Complex spectrum and technology strategies
Importantly, it appears T-Mobile has recently embarked on an interim solution to its midband deployment headache – the company is looking to lease 600MHz lowband spectrum from Columbia Capital for three years, a move that essentially will extend its move to temporarily borrow that spectrum to handle COVID-19 traffic spikes.
Such spectrum could significantly improve the performance of T-Mobile's lowband 600MHz 5G network – after all, the more spectrum an operator can deploy into its network, the more customers it can support and the faster speeds it can provide.
Thus, with Columbia's 600MHz spectrum, T-Mobile can offer faster lowband 5G speeds while it deploys 5G into the 2.5GHz midband spectrum it acquired from Sprint.
However, the relationship between spectrum and network performance could also dog the perception of T-Mobile's 5G network. For example, T-Mobile's 5G network clocked by far the slowest speeds of all operators in Los Angeles – 24Mbit/s compared with 255Mbit/s from Verizon – in RootMetrics' recent tests in the city. But that's because T-Mobile was only using lowband 5G in the city. The operator has promised that it will be able to raise those speeds to up to 600Mbit/s via the deployment of Sprint's midband spectrum.

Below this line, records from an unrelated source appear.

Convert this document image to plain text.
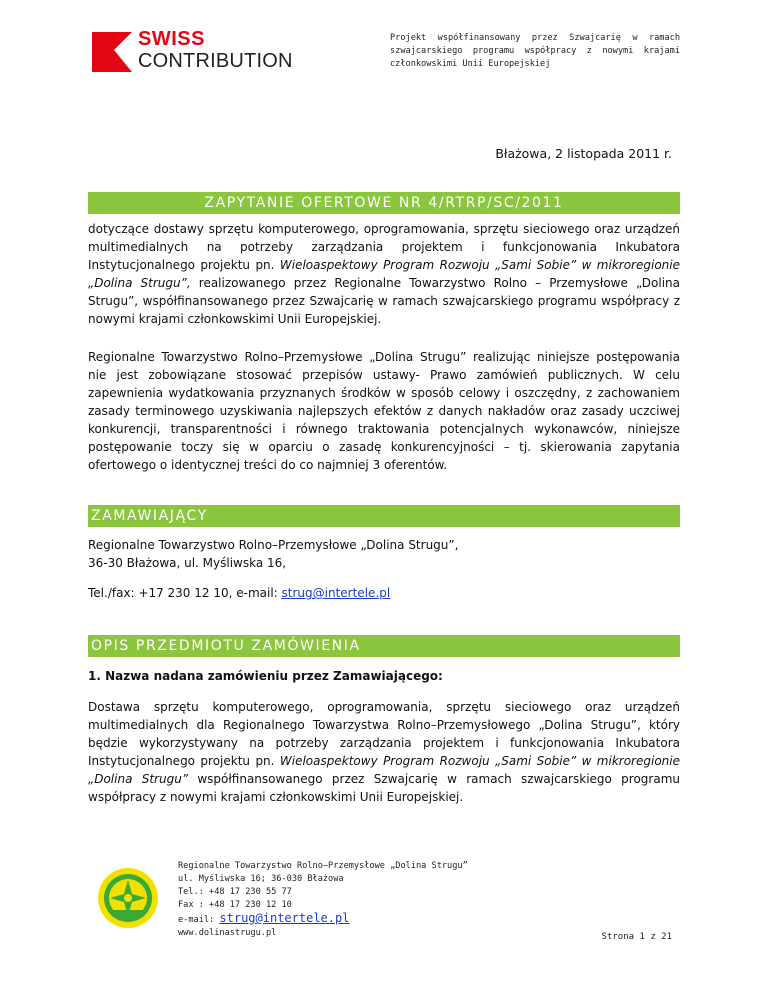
SWISS
CONTRIBUTION
Projekt współfinansowany przez Szwajcarię w ramach szwajcarskiego programu współpracy z nowymi krajami członkowskimi Unii Europejskiej
Błażowa, 2 listopada 2011 r.
ZAPYTANIE OFERTOWE NR 4/RTRP/SC/2011
dotyczące dostawy sprzętu komputerowego, oprogramowania, sprzętu sieciowego oraz urządzeń multimedialnych na potrzeby zarządzania projektem i funkcjonowania Inkubatora Instytucjonalnego projektu pn. Wieloaspektowy Program Rozwoju „Sami Sobie” w mikroregionie „Dolina Strugu”, realizowanego przez Regionalne Towarzystwo Rolno – Przemysłowe „Dolina Strugu”, współfinansowanego przez Szwajcarię w ramach szwajcarskiego programu współpracy z nowymi krajami członkowskimi Unii Europejskiej.
Regionalne Towarzystwo Rolno–Przemysłowe „Dolina Strugu” realizując niniejsze postępowania nie jest zobowiązane stosować przepisów ustawy- Prawo zamówień publicznych. W celu zapewnienia wydatkowania przyznanych środków w sposób celowy i oszczędny, z zachowaniem zasady terminowego uzyskiwania najlepszych efektów z danych nakładów oraz zasady uczciwej konkurencji, transparentności i równego traktowania potencjalnych wykonawców, niniejsze postępowanie toczy się w oparciu o zasadę konkurencyjności – tj. skierowania zapytania ofertowego o identycznej treści do co najmniej 3 oferentów.
ZAMAWIAJĄCY
Regionalne Towarzystwo Rolno–Przemysłowe „Dolina Strugu”,
36-30 Błażowa, ul. Myśliwska 16,
Tel./fax: +17 230 12 10, e-mail: strug@intertele.pl
OPIS PRZEDMIOTU ZAMÓWIENIA
1. Nazwa nadana zamówieniu przez Zamawiającego:
Dostawa sprzętu komputerowego, oprogramowania, sprzętu sieciowego oraz urządzeń multimedialnych dla Regionalnego Towarzystwa Rolno–Przemysłowego „Dolina Strugu”, który będzie wykorzystywany na potrzeby zarządzania projektem i funkcjonowania Inkubatora Instytucjonalnego projektu pn. Wieloaspektowy Program Rozwoju „Sami Sobie” w mikroregionie „Dolina Strugu” współfinansowanego przez Szwajcarię w ramach szwajcarskiego programu współpracy z nowymi krajami członkowskimi Unii Europejskiej.
Regionalne Towarzystwo Rolno–Przemysłowe „Dolina Strugu”
ul. Myśliwska 16; 36-030 Błażowa
Tel.: +48 17 230 55 77
Fax : +48 17 230 12 10
e-mail: strug@intertele.pl
www.dolinastrugu.pl	Strona 1 z 21
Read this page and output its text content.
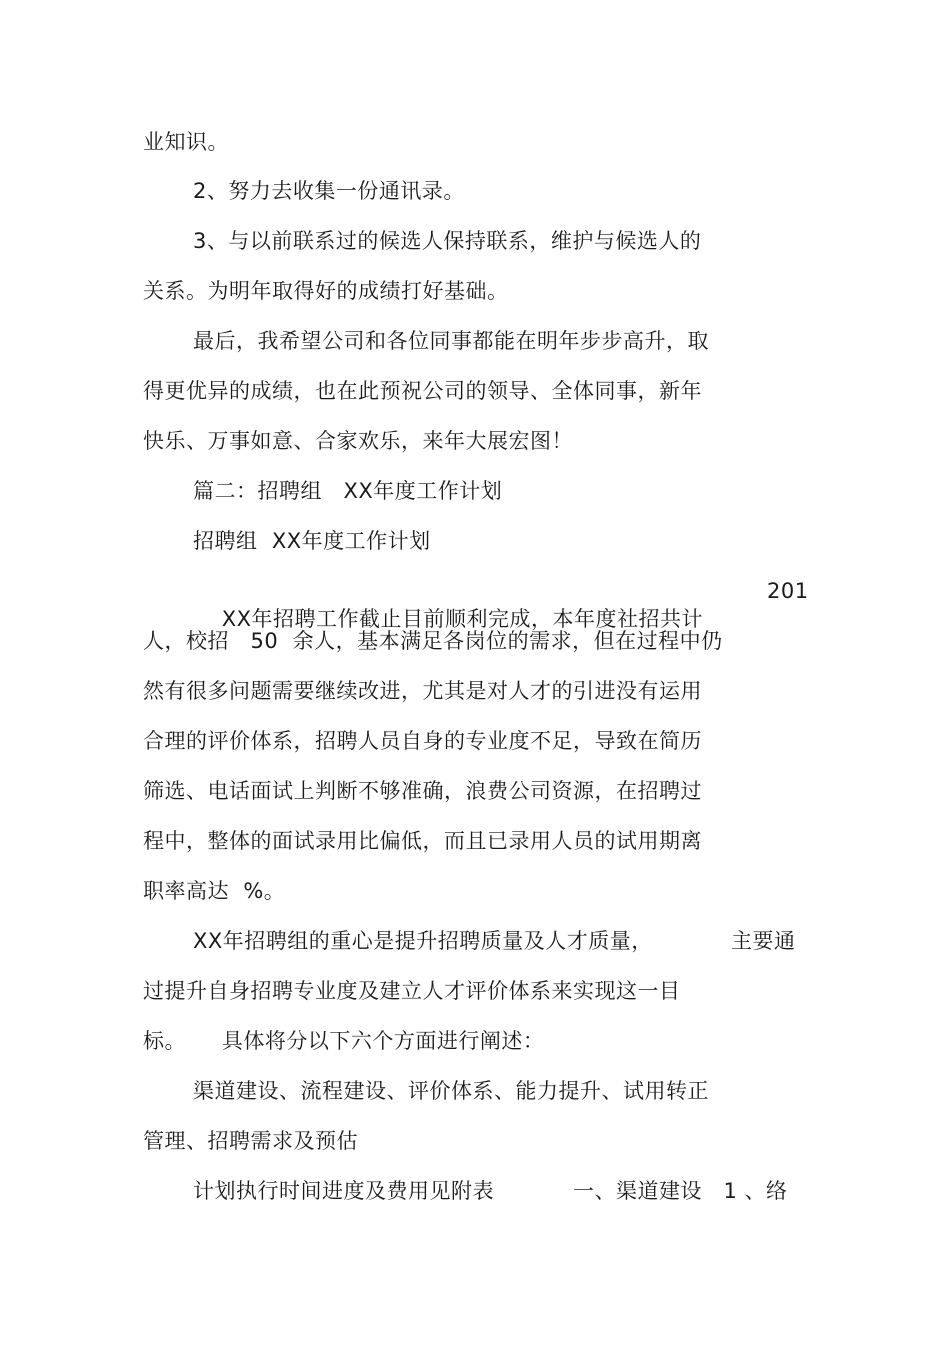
业知识。
2、努力去收集一份通讯录。
3、与以前联系过的候选人保持联系，维护与候选人的
关系。为明年取得好的成绩打好基础。
最后，我希望公司和各位同事都能在明年步步高升，取
得更优异的成绩，也在此预祝公司的领导、全体同事，新年
快乐、万事如意、合家欢乐，来年大展宏图！
篇二：招聘组   XX年度工作计划
招聘组  XX年度工作计划

XX年招聘工作截止目前顺利完成，本年度社招共计

201
人，校招   50  余人，基本满足各岗位的需求，但在过程中仍
然有很多问题需要继续改进，尤其是对人才的引进没有运用
合理的评价体系，招聘人员自身的专业度不足，导致在简历
筛选、电话面试上判断不够准确，浪费公司资源，在招聘过
程中，整体的面试录用比偏低，而且已录用人员的试用期离
职率高达  %。
XX年招聘组的重心是提升招聘质量及人才质量，	主要通
过提升自身招聘专业度及建立人才评价体系来实现这一目
标。     具体将分以下六个方面进行阐述：
渠道建设、流程建设、评价体系、能力提升、试用转正
管理、招聘需求及预估
计划执行时间进度及费用见附表	一、渠道建设   1 、络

And with highband, mmWave spectrum, those speeds could well cross the 1Gbit/s threshhold, based on the performance of Verizon's own 5G network in mmWave spectrum.
Moreover, spectrum isn't the only factor affecting T-Mobile's 5G network speeds. For example, a new network test by Signals Research Group in Minneapolis and St. Paul, Minnesota, found that T-Mobile recently deployed a new technology called EN-DC that allows it to concurrently transmit data in both 5G and 4G LTE lowband spectrum.
While that development is really only interesting to hardcore networking engineeres, the result almost doubles download speeds for users. It also helps to highlight the vast and complex undertaking T-Mobile is embarking on, as well as the numerous levers the operator can pull over the coming months and years to improve its 5G network performance.